Skill is reps. Solve one puzzle every day, on paper or in an app, and step the difficulty up only when the current level stops making you think. Pencil in candidates in the corners; that's not cheating, it's how everyone past easy solves. Move from easy to medium to hard as singles, then pointing pairs, then the X-wing each unlock a new tier. When you're stuck, find the technique on SudokuWiki — never guess. A guess that works teaches you nothing.
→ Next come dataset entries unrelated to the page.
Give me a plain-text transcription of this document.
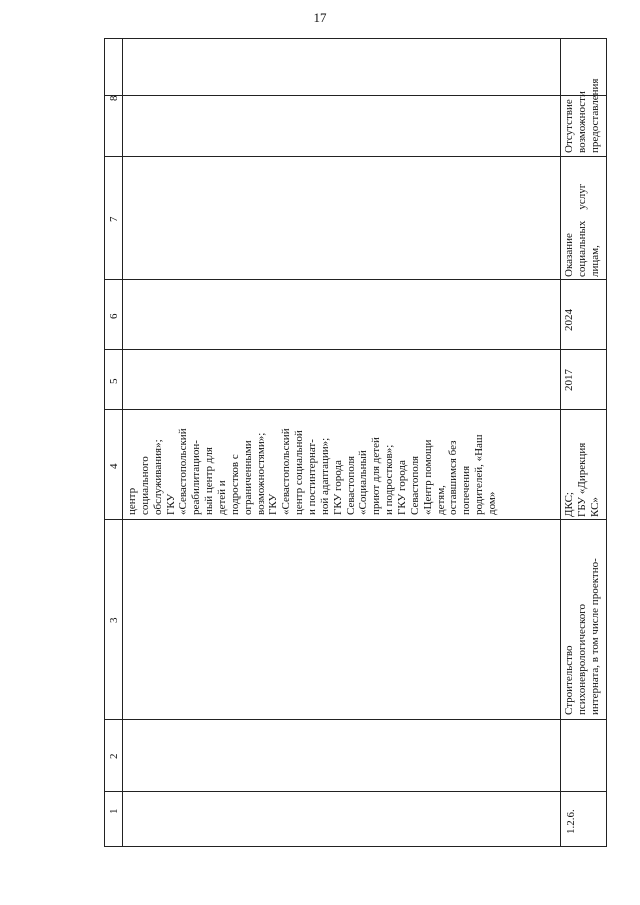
17
1
2
3
4
5
6
7
8
центр социального обслуживания»; ГКУ «Севастопольский реабилитацион- ный центр для детей и подростков с ограниченными возможностями»; ГКУ «Севастопольский центр социальной и постинтернат- ной адаптации»; ГКУ города Севастополя «Социальный приют для детей и подростков»; ГКУ города Севастополя «Центр помощи детям, оставшимся без попечения родителей, «Наш дом»
1.2.6.
Строительство психоневрологического интерната, в том числе проектно-
ДКС; ГБУ «Дирекция КС»
2017
2024
Оказание социальных    услуг лицам,
Отсутствие возможности предоставления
Free (sudoku.com or pencil and paper)

sudoku.com daily puzzles →

If this doesn't fit you

If you'd rather have the techniques laid out as a structured written course than learn them from video, skip step one and use SudokuWiki's own strategy pages as your primary text, working top to bottom. Read each technique, then immediately find a puzzle that requires it on sudoku.com's harder tiers. Slower than watching Simon think aloud, but better if you learn by reading and doing rather than by watching.

Why this path

The bottleneck is that most people grind the same medium puzzles for years and never learn a single named technique, so hard puzzles look like magic. The fix is to learn techniques in difficulty order and force yourself to apply each on a real, stuck puzzle. Cracking the Cryptic teaches you to see; SudokuWiki names what you're seeing; daily solving wires it in. The discipline that matters most: when you're stuck, look up the technique — do not guess. Guessing is the habit that keeps people permanently mediocre.